16 September 2013 – The New York District Court has issued a freezingorder for over $23 million in Manhattan property and bank accounts linked to the $230 million theft uncovered by Russian lawyer Sergei Magnitsky. The bank accounts are held at Bank of America.  The court order was made at the request of the U.S. Attorney’s Office, which launched the first action in the Sergei Magnitsky case in the United States last week.

Presiding U.S. Judge Thomas Griesa said in the order:

The Restrained persons, their attorneys, agents, employees and anyone acting on their behalf, and all persons or entities acting in concert or participation with any of the above, all relevant financial institutions, and all persons and entities having actual knowledge of this Order, shall not, directly or indirectly, transfer, sell, …or take, or cause to be taken, any action that would have the effect of depreciating, damaging, or in any way diminishing the value of property or other interests belonging to, or owed to, or controlled in whole or in part by the defendant, which property or other interests are subject to forfeiture.”
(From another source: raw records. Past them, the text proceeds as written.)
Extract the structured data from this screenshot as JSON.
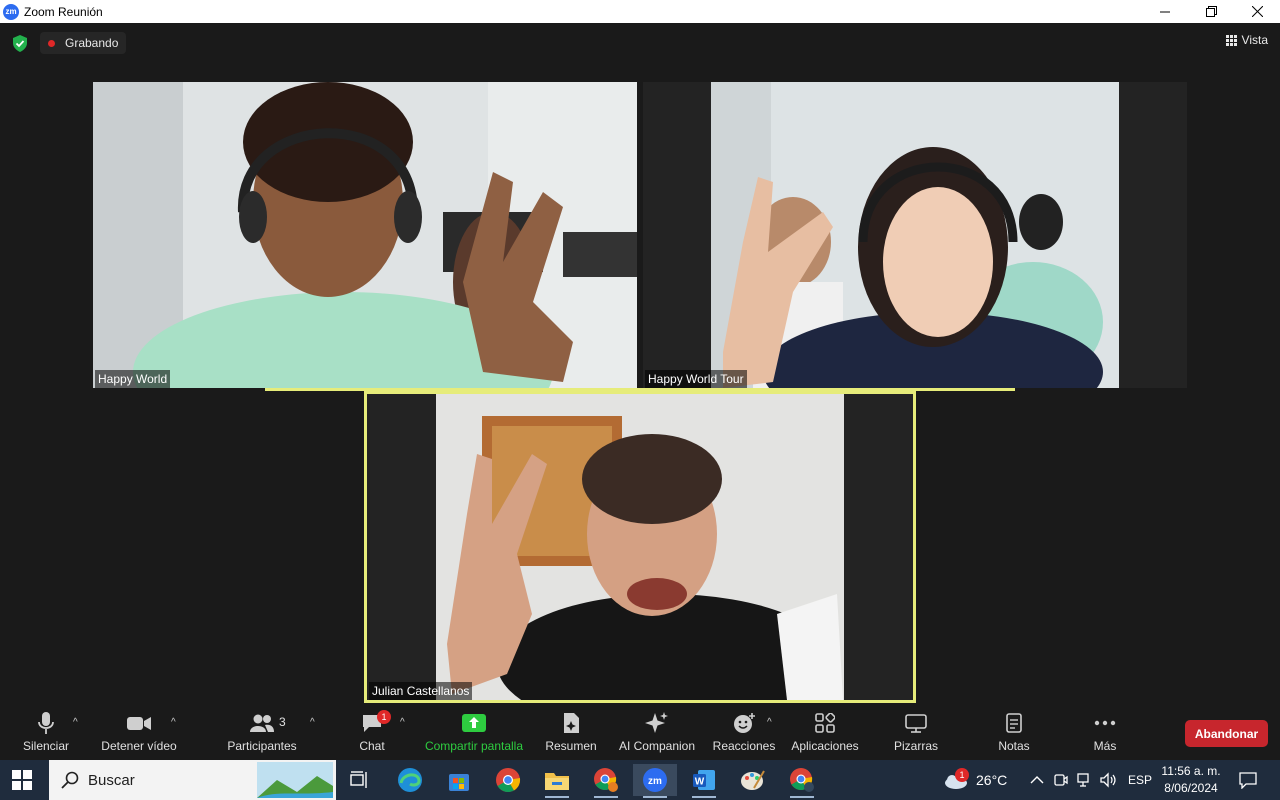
{
  "window": {
    "title": "Zoom Reunión",
    "logo_text": "zm"
  },
  "topbar": {
    "recording_label": "Grabando",
    "view_label": "Vista"
  },
  "participants": [
    {
      "name": "Happy World"
    },
    {
      "name": "Happy World Tour"
    },
    {
      "name": "Julian Castellanos"
    }
  ],
  "toolbar": {
    "mute_label": "Silenciar",
    "video_label": "Detener vídeo",
    "participants_label": "Participantes",
    "participants_count": "3",
    "chat_label": "Chat",
    "chat_badge": "1",
    "share_label": "Compartir pantalla",
    "summary_label": "Resumen",
    "companion_label": "AI Companion",
    "reactions_label": "Reacciones",
    "apps_label": "Aplicaciones",
    "whiteboards_label": "Pizarras",
    "notes_label": "Notas",
    "more_label": "Más",
    "leave_label": "Abandonar"
  },
  "taskbar": {
    "search_label": "Buscar",
    "weather_temp": "26°C",
    "weather_badge": "1",
    "language": "ESP",
    "time": "11:56 a. m.",
    "date": "8/06/2024",
    "zoom_icon_text": "zm",
    "word_icon_text": "W"
  },
  "colors": {
    "active_speaker_border": "#e6ec7a",
    "share_green": "#2ecc40",
    "leave_red": "#c7262d",
    "recording_red": "#e02828",
    "taskbar_bg": "#1f2c3d"
  }
}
The United States commenced its action in New York on 10 September 2013 when the civil forfeiture complaint was filed by attorney for the SouthernDistrict of New York Preet Bharara. In granting the freezing order, the court referred to the U.S. Attorney’s Office complaint:

“The Complaint further alleges, in part, that in 2007, a Russian criminal organization (“the Organization”) engaged in an elaborate tax refund fraud scheme that defrauded Russian taxpayers out of approximately U.S. $230 million; that the fraud proceeds were laundered through a series of shell companies in Russia and other countries; and that some of these fraud proceeds were transferred from shell companies in the Republic of Moldova to PREVEZON HOLDINGS, which then used those funds, commingled with other funds …, to purchase multiple pieces of real estate in the Southern District of New York, which were held by the other Prevezon Entities.”

The aim of the freezing court order is to preserve the assets from dissipation.

In 2008, Sergei Magnitsky, an outside lawyer for the Hermitage Fund, uncovered the criminal conspiracy involving Russian government officials and criminals, responsible for the theft of Hermitage Fund’s Russian companies and $230 million of their tax payments, and testified about it to Russian authorities. He was then arrested by some of the same officials he had implicated, ill-treated and tortured for nearly a year and killed in Russian state custody on 16 November 2009.